Do you think laws such as the tax on tobacco or sugar-sweetened beverages can help to advance the country’s healthcare goals? What is your experience of using such tools to promote public health?
Studies have demonstrated that these taxes have a real effect. First, you are lowering the consumption of something that is harmful, and second, those tax receipts can be earmarked, at least partially, for improving health services.
Our office is also responsible for other policies such as issuing and updating graphic health warnings or policies on, for example, active transport, working with the transportation sector to create new standards for safe, bike-friendly roads.
The Philippines’ National Economic and Development Authority (NEDA) and other organisations have been anticipating that the Philippines would achieve upper-middle income status sooner had it not been interrupted by the pandemic. When that happens, do you expect healthcare priorities to shift?
Economic empowerment will definitely be accompanied by a greater demand for choice. People will want universal healthcare but on their own terms — for example, an air-conditioned hospital room with their preferred doctor. As it is now, our country’s universal healthcare model limits choice (of accommodation, of physician, of brand of medicines) to enable “free” services.
Unfortunately, what we currently have is a two-tier healthcare system. I anticipate, and hope, that UHC reforms will narrow the gap between those two tiers but when we reach middle income status, there is going to be more pressure for divergence. Our challenge is to make sure that the Government has more levers in place by then.
There is a harmful notion that it is fine to let those who can afford it pay for themselves and just let the Government take care of the poor. However, studies continuously show that what happens in one tier affects what happens in the other. The level of regulation will probably have to improve when the country achieves middle income status. That goes back to having better government capacity.
How should health sector policymakers approach healthcare reforms to ensure successful delivery?

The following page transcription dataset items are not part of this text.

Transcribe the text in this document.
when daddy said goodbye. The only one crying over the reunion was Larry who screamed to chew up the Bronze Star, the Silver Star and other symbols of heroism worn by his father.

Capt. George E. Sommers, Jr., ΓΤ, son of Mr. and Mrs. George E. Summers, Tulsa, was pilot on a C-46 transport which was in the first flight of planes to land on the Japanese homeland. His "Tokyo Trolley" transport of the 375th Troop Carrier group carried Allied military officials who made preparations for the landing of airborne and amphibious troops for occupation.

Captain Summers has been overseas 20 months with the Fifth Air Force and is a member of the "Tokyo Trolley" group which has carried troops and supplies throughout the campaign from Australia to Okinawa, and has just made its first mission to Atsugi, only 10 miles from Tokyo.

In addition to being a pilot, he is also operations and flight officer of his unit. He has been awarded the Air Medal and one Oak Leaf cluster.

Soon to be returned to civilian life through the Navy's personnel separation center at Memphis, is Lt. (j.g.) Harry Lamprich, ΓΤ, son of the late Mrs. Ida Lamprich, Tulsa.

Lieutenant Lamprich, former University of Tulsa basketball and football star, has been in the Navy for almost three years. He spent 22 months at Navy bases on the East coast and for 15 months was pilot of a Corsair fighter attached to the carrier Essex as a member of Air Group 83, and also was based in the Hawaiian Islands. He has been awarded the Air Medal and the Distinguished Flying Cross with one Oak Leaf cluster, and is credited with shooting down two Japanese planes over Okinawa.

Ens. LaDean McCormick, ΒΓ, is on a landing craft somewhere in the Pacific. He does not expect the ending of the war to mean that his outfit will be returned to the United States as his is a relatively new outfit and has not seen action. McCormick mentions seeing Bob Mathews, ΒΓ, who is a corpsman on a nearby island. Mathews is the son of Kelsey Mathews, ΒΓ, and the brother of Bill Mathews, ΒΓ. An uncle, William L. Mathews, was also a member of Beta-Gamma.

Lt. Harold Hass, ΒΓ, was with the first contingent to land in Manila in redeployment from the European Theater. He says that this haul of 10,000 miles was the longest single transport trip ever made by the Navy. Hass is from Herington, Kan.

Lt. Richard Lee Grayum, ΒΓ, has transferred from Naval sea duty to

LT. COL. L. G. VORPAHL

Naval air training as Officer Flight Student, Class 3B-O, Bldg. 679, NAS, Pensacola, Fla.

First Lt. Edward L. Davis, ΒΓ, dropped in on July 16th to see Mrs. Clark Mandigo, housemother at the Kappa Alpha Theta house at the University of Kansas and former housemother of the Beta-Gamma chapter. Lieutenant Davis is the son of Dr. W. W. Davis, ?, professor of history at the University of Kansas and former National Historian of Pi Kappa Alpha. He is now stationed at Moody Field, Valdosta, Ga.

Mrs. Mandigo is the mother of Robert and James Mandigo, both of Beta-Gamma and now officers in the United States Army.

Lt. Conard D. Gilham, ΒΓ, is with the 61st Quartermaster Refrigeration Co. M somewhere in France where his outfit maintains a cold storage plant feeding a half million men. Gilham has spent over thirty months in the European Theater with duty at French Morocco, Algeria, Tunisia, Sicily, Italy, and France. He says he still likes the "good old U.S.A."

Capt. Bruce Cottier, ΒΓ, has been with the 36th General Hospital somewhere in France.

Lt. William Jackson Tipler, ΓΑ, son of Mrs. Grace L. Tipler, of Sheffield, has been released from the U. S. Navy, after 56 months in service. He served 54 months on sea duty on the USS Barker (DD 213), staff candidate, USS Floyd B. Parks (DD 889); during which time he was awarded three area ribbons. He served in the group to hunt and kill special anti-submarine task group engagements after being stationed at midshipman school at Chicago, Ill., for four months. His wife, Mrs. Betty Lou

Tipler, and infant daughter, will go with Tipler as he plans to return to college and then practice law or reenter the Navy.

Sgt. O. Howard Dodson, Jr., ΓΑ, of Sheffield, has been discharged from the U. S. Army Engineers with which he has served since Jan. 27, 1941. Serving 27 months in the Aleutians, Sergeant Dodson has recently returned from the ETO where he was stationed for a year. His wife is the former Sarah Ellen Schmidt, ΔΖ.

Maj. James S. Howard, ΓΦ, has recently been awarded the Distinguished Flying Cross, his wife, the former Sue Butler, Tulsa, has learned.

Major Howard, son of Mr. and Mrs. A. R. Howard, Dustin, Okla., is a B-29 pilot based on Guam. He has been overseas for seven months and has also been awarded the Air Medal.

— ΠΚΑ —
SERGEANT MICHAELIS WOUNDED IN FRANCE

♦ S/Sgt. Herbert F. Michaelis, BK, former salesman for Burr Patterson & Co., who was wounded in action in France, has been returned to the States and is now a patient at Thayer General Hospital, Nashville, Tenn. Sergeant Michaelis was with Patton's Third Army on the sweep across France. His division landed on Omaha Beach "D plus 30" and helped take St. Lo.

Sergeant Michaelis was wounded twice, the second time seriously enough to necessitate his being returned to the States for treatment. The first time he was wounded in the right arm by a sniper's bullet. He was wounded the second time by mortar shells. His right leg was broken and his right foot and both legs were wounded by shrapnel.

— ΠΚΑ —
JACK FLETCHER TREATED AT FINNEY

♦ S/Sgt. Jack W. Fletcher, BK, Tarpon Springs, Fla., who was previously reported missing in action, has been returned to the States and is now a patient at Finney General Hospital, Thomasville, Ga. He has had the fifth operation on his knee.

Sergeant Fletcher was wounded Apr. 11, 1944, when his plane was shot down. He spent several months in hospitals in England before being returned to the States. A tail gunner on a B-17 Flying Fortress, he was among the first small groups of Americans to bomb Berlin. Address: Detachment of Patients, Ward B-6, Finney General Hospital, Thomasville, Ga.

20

Maybe if you had asked me this question years ago, I would say to go as fast as you can, because it is very difficult to generate and sustain consensus. With years of experience, I would agree with the African proverb that, “If you want to go fast, go alone; but if you want to go far, go together.” More than ever in recent times, I have really seen the power of partnerships and coalition building.
Yes, the UHC law has been a huge improvement in our legislation. However, operationalising it is taking time, in part because not everyone is on board and lots of people are still just trying to understand what it means. Getting people to dream together, to imagine together, and to give them the fuel to work constructively together is the surest route to success.
Beverly Lorraine Ho is the Director of the Health Promotion Bureau and Disease Prevention and Control Bureau, which implements policies, programmes, and activities to address social determinants of health and creates supportive environments. She is concurrently the Director for the Control Bureau at the Department of Health, leading efforts to strengthen primary care and integrating service delivery of various public health programmes. She is a Fellow of the Maurice Greenberg World Fellows Program at Yale University, U.S.